The array itself is arranged consecutively in the address space. Based on the number of rows and the number of columns, we can use a level-1 pointer to easily traverse all data in a two-dimensional array by calculating the address offset of the access unit.
We can also try to use a pointer to an array to access members of a two-dimensional array. The following is an example program:

 Int  Main (){  Int Iarray [ 2 ] [ 3 ] = {{ 1 , 2 , 3 },{ 4 , 5 , 6 }};  Int (* Parray )[ 3 ] = NULL; parray = Iarray; printf (  "  Array [0] [0] = % d \ n  " , Parray [ 0 ] [ 0  ]); Printf (  "  Array [1] [2] = % d \ n  " , Parray [ 1 ] [ 2 ]);  Return   0  ;} 

 

A Brief Analysis of this program: we know that the direction of the [] operator is from left to right. parray [1] [2] is equivalent to (* (parray + 1 )) [2]. Since parray is an array pointer and the array length is 3, * (parray + 1) indicates the array iarray [1, parray [1] [2] is equivalent to iarray [1] [2].

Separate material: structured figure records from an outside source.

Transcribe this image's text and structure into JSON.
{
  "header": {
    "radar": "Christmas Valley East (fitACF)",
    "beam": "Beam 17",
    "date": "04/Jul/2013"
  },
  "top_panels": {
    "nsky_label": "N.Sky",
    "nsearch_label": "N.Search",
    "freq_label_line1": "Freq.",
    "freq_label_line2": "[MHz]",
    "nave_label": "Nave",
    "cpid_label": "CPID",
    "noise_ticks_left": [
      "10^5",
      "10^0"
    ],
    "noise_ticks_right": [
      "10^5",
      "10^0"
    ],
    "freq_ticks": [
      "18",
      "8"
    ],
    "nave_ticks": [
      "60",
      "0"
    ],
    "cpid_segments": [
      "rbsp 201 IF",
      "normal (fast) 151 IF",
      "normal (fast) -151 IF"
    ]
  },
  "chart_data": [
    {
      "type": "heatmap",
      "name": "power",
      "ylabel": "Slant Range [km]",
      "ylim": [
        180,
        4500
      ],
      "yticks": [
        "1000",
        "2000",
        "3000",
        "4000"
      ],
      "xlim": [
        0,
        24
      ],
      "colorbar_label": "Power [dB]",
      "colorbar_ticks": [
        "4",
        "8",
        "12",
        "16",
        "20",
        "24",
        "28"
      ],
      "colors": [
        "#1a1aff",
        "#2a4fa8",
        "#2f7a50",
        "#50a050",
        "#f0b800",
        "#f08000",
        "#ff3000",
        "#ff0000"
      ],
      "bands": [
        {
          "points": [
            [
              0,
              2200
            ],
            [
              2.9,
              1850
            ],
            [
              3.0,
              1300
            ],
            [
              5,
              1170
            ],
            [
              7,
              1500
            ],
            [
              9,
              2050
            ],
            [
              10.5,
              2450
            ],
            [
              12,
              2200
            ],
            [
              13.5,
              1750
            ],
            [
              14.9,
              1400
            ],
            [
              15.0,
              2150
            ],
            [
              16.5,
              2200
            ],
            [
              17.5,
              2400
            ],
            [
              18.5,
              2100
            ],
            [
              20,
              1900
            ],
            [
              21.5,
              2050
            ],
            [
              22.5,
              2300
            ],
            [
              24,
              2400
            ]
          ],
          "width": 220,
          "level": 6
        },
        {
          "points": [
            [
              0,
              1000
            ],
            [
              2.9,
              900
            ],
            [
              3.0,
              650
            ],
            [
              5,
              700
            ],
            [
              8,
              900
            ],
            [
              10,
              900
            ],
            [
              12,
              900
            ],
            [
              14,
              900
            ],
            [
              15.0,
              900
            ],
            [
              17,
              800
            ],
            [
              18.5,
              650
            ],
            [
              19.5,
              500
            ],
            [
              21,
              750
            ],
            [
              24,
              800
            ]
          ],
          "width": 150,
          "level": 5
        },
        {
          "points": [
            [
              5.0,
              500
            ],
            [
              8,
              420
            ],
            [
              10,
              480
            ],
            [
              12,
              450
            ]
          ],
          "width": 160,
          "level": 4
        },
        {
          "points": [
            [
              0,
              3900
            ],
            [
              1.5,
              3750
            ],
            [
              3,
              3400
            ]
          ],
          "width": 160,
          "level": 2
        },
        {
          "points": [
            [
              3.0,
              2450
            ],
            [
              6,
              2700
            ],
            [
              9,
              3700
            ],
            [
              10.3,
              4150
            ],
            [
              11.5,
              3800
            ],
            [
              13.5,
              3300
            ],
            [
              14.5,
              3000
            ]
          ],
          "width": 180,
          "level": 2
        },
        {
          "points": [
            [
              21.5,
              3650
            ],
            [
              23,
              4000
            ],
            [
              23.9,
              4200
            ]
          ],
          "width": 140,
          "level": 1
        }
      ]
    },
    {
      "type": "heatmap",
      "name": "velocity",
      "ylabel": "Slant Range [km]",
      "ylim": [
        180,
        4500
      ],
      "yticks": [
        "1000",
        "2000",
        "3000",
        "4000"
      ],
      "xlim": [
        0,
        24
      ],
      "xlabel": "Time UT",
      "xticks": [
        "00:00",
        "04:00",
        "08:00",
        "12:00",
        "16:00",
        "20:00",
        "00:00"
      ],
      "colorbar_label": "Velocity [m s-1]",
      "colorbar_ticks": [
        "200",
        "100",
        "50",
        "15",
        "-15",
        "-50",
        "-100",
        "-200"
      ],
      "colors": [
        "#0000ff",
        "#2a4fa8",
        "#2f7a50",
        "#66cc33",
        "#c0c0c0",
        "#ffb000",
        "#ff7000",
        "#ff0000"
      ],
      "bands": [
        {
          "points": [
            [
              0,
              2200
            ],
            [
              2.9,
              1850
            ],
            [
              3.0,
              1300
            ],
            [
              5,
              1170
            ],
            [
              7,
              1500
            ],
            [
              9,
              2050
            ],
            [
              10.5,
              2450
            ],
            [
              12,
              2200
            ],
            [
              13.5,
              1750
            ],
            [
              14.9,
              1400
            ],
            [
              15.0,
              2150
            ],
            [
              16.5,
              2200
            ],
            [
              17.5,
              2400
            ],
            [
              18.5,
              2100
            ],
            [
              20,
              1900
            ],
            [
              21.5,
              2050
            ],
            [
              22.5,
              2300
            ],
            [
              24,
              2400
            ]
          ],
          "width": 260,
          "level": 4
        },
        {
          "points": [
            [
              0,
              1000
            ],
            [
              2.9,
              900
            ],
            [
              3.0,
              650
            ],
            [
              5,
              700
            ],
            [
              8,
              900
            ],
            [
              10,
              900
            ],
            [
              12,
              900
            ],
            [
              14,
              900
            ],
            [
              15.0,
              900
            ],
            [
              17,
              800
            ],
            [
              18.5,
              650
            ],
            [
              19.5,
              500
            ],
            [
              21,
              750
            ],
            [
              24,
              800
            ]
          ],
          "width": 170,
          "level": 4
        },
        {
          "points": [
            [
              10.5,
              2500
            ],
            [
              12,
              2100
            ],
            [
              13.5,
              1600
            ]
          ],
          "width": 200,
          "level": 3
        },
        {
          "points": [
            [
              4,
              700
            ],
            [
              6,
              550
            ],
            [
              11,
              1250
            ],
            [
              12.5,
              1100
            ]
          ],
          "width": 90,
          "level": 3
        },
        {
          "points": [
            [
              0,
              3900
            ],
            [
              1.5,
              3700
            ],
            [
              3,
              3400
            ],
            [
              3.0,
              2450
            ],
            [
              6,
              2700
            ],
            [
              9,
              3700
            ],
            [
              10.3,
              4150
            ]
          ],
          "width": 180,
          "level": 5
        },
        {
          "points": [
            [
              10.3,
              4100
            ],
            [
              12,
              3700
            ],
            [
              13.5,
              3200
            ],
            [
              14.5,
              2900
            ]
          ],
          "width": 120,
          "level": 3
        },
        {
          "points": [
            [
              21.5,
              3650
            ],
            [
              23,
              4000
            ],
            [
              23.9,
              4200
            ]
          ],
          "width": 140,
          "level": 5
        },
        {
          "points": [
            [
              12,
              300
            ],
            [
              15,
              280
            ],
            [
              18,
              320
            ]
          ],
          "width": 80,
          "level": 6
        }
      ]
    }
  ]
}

If we have to use a second-level pointer to access a two-dimensional array, We have to borrowPointer Array(Pointer-type data is stored in the array). The example program is as follows:

 Int  Main (){  Int Iarray [ 2 ] [ 3 ] = {{ 1 , 2 ,3 },{ 4 , 5 , 6  }};  Int * Iparray [ 2 ] = {Iarray [ 0 ], Iarray [ 1  ]};  Int ** Parray = NULL; parray = Iparray; printf (  "  Array [0] [0] = % d \ n  " , Parray [ 0 ] [ 0  ]); Printf (  "  Array [1] [2] = % d \ n  " , Parray [ 1 ] [ 2  ]);  Return   0  ;} 

 

 

Because the second-level pointer has to jump twice, additional storage space for the first-level pointer is required in the middle. SoWe do not recommend that you use a second-level pointer to access a two-dimensional array.